In News March 12, 2021

Image above: John Wolseley in his print workshop with one of the works destined for The National 2021 at the Museum of Contemporary Art in Sydney.

The work of John Wolseley will be featured in this year’s iteration of The National: New Australian Art

The National presents the latest ideas and forms in contemporary Australian art, curated across three of Sydney’s premier cultural institutions: the Art Gallery of New South Wales, Carriageworks and the Museum of Contemporary Art Australia. The curatorial vision for the exhibition represents a mix of emerging, mid-career and established Australian artists living here and abroad.
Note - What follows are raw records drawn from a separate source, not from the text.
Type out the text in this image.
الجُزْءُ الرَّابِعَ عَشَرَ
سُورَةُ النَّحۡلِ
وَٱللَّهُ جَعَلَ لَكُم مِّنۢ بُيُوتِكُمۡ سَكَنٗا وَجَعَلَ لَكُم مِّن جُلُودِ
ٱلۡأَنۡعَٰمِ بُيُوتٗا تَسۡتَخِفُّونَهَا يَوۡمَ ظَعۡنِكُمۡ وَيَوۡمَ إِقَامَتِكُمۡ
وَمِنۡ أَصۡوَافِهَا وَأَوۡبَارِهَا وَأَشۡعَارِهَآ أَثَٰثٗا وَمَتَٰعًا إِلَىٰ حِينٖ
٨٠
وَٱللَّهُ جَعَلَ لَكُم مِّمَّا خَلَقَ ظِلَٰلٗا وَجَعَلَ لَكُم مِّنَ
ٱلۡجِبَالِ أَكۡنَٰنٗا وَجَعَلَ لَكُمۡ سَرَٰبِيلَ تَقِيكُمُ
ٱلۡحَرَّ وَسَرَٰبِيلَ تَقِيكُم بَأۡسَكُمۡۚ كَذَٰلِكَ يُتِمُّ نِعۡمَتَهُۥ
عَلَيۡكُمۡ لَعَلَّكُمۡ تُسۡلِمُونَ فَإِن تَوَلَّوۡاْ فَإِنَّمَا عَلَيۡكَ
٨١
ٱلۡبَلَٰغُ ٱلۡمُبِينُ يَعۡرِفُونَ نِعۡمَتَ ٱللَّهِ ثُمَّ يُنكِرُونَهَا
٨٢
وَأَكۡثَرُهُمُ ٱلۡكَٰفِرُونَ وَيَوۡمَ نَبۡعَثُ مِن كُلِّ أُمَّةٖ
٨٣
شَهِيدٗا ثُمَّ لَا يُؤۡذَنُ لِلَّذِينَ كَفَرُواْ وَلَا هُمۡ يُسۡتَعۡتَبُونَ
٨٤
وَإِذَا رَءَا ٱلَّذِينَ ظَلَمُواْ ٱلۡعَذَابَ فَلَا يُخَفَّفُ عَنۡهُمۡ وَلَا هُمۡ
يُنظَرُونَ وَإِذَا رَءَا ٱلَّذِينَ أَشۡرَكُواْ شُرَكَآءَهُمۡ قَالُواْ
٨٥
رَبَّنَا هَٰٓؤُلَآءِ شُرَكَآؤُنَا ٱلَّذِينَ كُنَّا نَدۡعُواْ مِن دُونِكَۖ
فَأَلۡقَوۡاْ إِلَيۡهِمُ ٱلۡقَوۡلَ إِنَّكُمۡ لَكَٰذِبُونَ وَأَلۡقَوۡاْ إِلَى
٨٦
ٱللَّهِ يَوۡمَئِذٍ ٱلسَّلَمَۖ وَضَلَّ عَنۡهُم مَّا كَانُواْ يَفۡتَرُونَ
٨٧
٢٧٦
At the MCA, thirteen artists consider diverse approaches to the environment, storytelling and inter-generational learning through their works. Drawing on natural materials and processes, as well as found objects and detritus, they explore notions of planetary caretaking, and our relationship to place in an era of dramatic change.

This particular group of works about the Termite mounds of East Arnhem land will be the last of the five shows in which Wolseley has collaborated with the great Yolngu artist, Ms. Wirrpanda, who passed away earlier this year. Symbiosis in nature, revealed through the co-habitation of diverse creatures (termites, ants, birds and their eggs) in the termite mounds of North-east Arnhem Land is an enduring motif in the exhibition, demonstrating patterns of connection and the balance of all things in the natural world.